Gastbeitrag von IBB-Chef Jürgen Allerkamp: „Berlin trifft es härter und länger“
Das Coronavirus wird die Wirtschaft in Berlin härter treffen als andernorts. Doch sie dürfte sich gut erholen. Ein Gastbeitrag vom Chef der Förderbank IBB.
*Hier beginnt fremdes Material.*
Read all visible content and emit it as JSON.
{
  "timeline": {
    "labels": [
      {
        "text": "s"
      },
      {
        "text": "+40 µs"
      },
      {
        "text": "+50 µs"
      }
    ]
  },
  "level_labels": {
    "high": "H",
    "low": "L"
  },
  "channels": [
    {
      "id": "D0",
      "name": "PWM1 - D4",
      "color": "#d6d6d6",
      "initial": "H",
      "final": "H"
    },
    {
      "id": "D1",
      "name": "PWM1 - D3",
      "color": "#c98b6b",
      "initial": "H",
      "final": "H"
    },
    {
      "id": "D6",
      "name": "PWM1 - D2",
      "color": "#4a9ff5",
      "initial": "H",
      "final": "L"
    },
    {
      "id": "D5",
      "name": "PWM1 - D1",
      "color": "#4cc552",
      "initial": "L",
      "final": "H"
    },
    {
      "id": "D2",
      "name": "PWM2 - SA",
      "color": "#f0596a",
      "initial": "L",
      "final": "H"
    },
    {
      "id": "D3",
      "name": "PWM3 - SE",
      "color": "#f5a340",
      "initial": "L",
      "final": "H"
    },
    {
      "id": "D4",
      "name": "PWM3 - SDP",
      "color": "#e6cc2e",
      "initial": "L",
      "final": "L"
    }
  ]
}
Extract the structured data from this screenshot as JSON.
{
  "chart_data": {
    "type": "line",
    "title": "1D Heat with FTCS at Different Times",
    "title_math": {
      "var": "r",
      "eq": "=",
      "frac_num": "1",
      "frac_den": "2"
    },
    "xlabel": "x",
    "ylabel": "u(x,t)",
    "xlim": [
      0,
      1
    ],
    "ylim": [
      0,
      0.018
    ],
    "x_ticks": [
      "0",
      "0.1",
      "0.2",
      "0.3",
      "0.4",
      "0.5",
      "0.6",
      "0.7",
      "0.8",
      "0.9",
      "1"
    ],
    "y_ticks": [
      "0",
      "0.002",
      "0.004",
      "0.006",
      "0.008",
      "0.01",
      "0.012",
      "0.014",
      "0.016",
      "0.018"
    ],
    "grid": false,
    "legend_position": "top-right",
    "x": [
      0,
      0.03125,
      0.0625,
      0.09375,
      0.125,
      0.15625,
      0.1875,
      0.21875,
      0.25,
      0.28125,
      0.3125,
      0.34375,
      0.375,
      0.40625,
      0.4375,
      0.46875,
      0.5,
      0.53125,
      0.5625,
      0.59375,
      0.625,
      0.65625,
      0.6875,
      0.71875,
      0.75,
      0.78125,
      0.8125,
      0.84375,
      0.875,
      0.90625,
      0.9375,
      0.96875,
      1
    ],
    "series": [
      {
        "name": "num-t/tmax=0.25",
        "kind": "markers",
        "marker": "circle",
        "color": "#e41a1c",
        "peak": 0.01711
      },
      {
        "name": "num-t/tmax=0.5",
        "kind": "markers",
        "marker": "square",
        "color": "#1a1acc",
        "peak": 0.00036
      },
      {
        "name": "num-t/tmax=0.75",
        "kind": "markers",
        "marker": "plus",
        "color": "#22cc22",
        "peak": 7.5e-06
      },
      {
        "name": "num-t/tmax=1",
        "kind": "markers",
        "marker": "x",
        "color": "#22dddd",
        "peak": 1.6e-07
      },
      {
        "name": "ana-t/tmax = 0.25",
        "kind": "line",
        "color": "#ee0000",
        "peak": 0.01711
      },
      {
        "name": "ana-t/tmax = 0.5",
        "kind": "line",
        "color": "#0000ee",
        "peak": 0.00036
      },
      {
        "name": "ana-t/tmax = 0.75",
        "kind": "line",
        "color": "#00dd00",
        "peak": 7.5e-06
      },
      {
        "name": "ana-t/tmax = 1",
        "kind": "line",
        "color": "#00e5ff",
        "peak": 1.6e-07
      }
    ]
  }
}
Die letzte große Wirtschaftskrise fand 2008 im Bankensektor statt. Diese überstand Berlin wesentlich besser als andere Regionen Deutschlands, weil der Anteil der Finanzbranche, ebenso wie der der Industrie in Berlin, im Verhältnis zu dem im übrigen Deutschland untergewichtet ist. Nach der Bankenkrise kannte die konjunkturelle Entwicklung in Berlin nur eine Richtung – steil nach oben. Mit Wachstumsraten deutlich über dem Bundesschnitt, Rekordzuwächsen bei den Beschäftigten und einer Start-up Szene mit einer rasant wachsenden Digitalwirtschaft, entwickelte sich in Berlin das viel beachtete Wirtschaftswunder an der Spree.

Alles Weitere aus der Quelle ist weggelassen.